Je trouve que pour une communauté qui se veut immuable, ça ne cesse de bouger. Quand on pend de la sorte son linge en travers de la rue, on ne craint pas de le laver en public – en l’occurrence sur les pasquill, ces journaux muraux qui tiennent le carnet nécrologique de lignées qui s’étendent en chaînes procréatrices perpétuant le souvenir de Dieu.

Dehors, la rue est de nouveau si étroite qu'elle semble réservée aux passants. Au passage, il m'introduit dans deux restos de Dieu où l'on sert des repas gratuits à quiconque a faim et vient manger. Dans l'un d'eux, un rabbin accompagne le mouvement des cuillères d'un prêche en yiddish. Puis il m'entraîne à la yeshiva Ohel Sarah où il a pour habitude de vaquer à l'étude entre 12:00 et 13:00 :

« Une heure par jour, ça laisse beaucoup de temps libre.

– Je suis très pris par les problèmes que je dois régler pour les uns et pour les autres. »

Ce serait l'intercesseur attitré de la éda auprès des autorités municipales. Il intervient discrètement pour régler à l'amiable toutes sortes de litiges et faire annuler toutes sortes de plaintes. Les bonnes langues louent son habileté politique, les mauvaises lui prédisent le sort d'un Méshi-Zahav.

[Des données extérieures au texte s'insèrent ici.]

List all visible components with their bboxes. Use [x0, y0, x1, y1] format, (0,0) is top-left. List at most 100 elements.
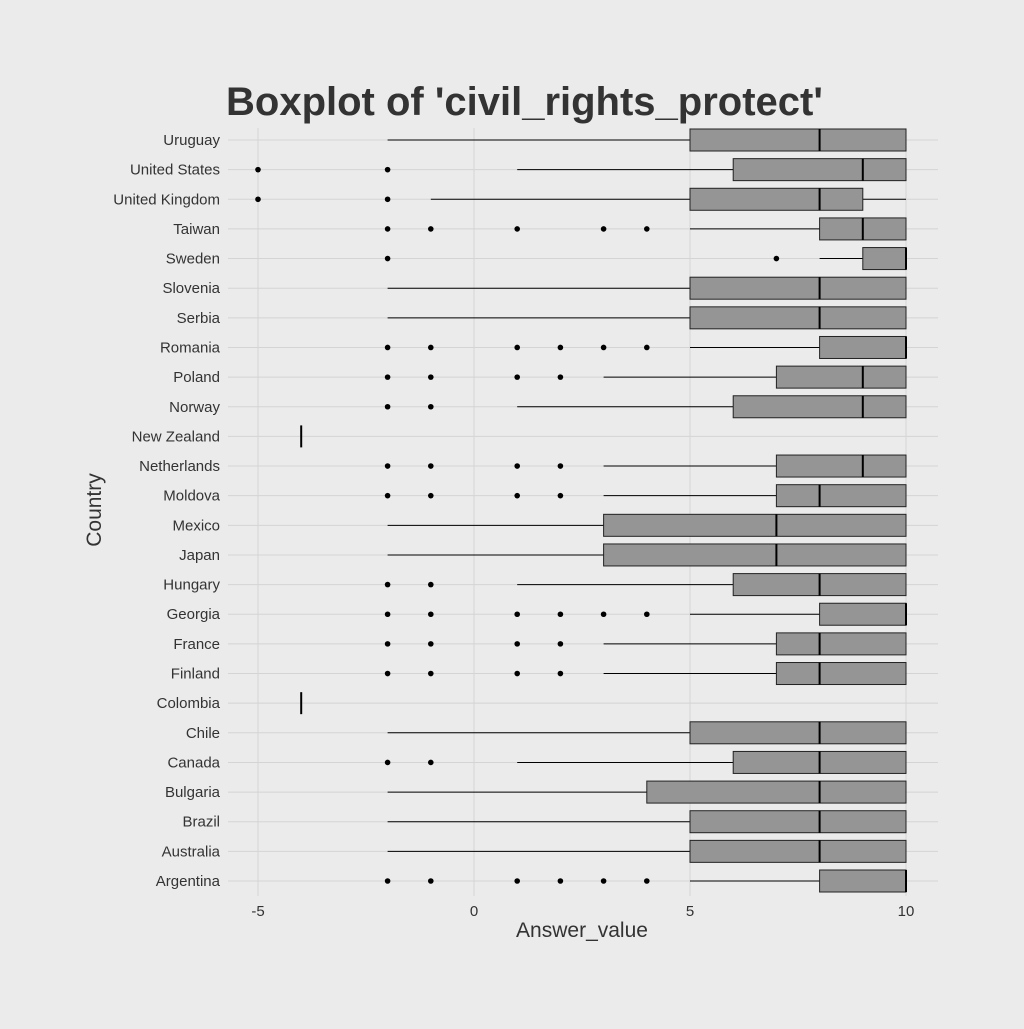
outlier-point — [514, 463, 520, 469]
box-argentina — [384, 869, 907, 893]
box-iqr — [819, 869, 907, 893]
box-iqr — [689, 276, 907, 300]
outlier-point — [428, 374, 434, 380]
outlier-point — [384, 374, 391, 380]
y-tick-label: Japan — [179, 547, 220, 564]
outlier-point — [557, 878, 564, 884]
outlier-point — [384, 463, 391, 469]
y-tick-label: Colombia — [157, 695, 221, 712]
outlier-point — [644, 878, 650, 884]
outlier-point — [255, 196, 261, 203]
box-iqr — [775, 454, 907, 478]
box-australia — [387, 839, 907, 863]
outlier-point — [384, 492, 391, 499]
outlier-point — [428, 611, 434, 618]
box-iqr — [775, 662, 907, 686]
outlier-point — [384, 759, 391, 766]
box-netherlands — [384, 454, 907, 478]
outlier-point — [514, 492, 520, 499]
tick-layer: -5 0 5 10 Argentina Australia Brazil Bulgaria Ca… — [113, 132, 914, 920]
box-chile — [387, 721, 907, 745]
box-iqr — [819, 602, 907, 626]
box-iqr — [689, 128, 907, 152]
box-france — [384, 632, 907, 656]
outlier-point — [557, 641, 564, 647]
y-tick-label: Finland — [171, 666, 220, 683]
outlier-point — [384, 166, 391, 173]
box-iqr — [775, 484, 907, 508]
outlier-point — [428, 878, 434, 884]
outlier-point — [644, 226, 650, 232]
outlier-point — [557, 611, 564, 618]
outlier-point — [514, 226, 520, 232]
outlier-point — [557, 374, 564, 380]
outlier-point — [428, 670, 434, 677]
y-tick-label: Mexico — [172, 517, 220, 534]
outlier-point — [428, 463, 434, 469]
outlier-point — [600, 878, 607, 884]
box-iqr — [646, 780, 907, 804]
box-iqr — [689, 839, 907, 863]
outlier-point — [428, 759, 434, 766]
y-tick-label: Taiwan — [173, 221, 220, 238]
y-tick-label: Canada — [167, 754, 220, 771]
box-iqr — [603, 513, 907, 537]
chart-title: Boxplot of 'civil_rights_protect' — [226, 80, 823, 124]
box-slovenia — [387, 276, 907, 300]
outlier-point — [428, 226, 434, 232]
y-tick-label: United Kingdom — [113, 191, 220, 208]
box-iqr — [689, 187, 864, 211]
outlier-point — [428, 403, 434, 410]
y-tick-label: Hungary — [163, 577, 220, 594]
outlier-point — [644, 344, 650, 351]
box-moldova — [384, 484, 907, 508]
box-sweden — [384, 247, 907, 271]
outlier-point — [514, 611, 520, 618]
y-tick-label: Netherlands — [139, 458, 220, 475]
y-tick-label: Romania — [160, 339, 221, 356]
y-tick-label: Moldova — [163, 488, 220, 505]
y-tick-label: Bulgaria — [165, 784, 221, 801]
outlier-point — [600, 344, 607, 351]
box-taiwan — [384, 217, 907, 241]
outlier-point — [428, 581, 434, 588]
outlier-point — [384, 641, 391, 647]
y-tick-label: New Zealand — [132, 428, 220, 445]
box-iqr — [862, 247, 907, 271]
y-tick-label: Australia — [162, 843, 221, 860]
outlier-point — [557, 344, 564, 351]
box-georgia — [384, 602, 907, 626]
outlier-point — [255, 166, 261, 173]
box-iqr — [689, 810, 907, 834]
outlier-point — [384, 196, 391, 203]
box-canada — [384, 750, 907, 774]
outlier-point — [514, 374, 520, 380]
x-tick-label: 0 — [470, 903, 478, 920]
outlier-point — [428, 492, 434, 499]
y-tick-label: United States — [130, 162, 220, 179]
box-hungary — [384, 573, 907, 597]
box-finland — [384, 662, 907, 686]
box-iqr — [689, 306, 907, 330]
y-axis-label: Country — [83, 473, 106, 547]
outlier-point — [384, 878, 391, 884]
box-brazil — [387, 810, 907, 834]
y-tick-label: Brazil — [182, 814, 220, 831]
x-tick-label: 10 — [898, 903, 915, 920]
box-united-states — [255, 158, 907, 182]
outlier-point — [557, 463, 564, 469]
y-tick-label: Argentina — [156, 873, 221, 890]
y-tick-label: Chile — [186, 725, 220, 742]
y-tick-label: France — [173, 636, 220, 653]
y-tick-label: Georgia — [167, 606, 221, 623]
box-iqr — [603, 543, 907, 567]
y-tick-label: Serbia — [177, 310, 221, 327]
box-layer — [255, 128, 907, 893]
outlier-point — [600, 226, 607, 232]
x-axis-label: Answer_value — [516, 919, 648, 942]
box-united-kingdom — [255, 187, 906, 211]
outlier-point — [557, 670, 564, 677]
box-uruguay — [387, 128, 907, 152]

Dans la yeshiva seul un adolescent d'une quinzaine d'années est plongé dans l'étude de son Talmud, une cigarette pendant aux lèvres. Une brochure traîne sur une table : « Les victimes des crématoires accusent : Les méfaits scandaleux des pionniers du sionisme sous la Shoah. » Le guide raconte que c'était là que Rabbi Yossef Chalom Elyashiv, mort à plus de cent ans, maître des Lithuaniens, grand décisionnaire, avait pour habitude de s'isoler tous les jours de 7:00 du matin à minuit – pendant près de… soixante-quinze ans :

« C'était un cas unique, un saint inconnu, sans pareil en sa génération. Il étudiait seul, à la manière d'un enfant de cinq ans qui commencerait par se traduire en yiddish le texte sur lequel il planche.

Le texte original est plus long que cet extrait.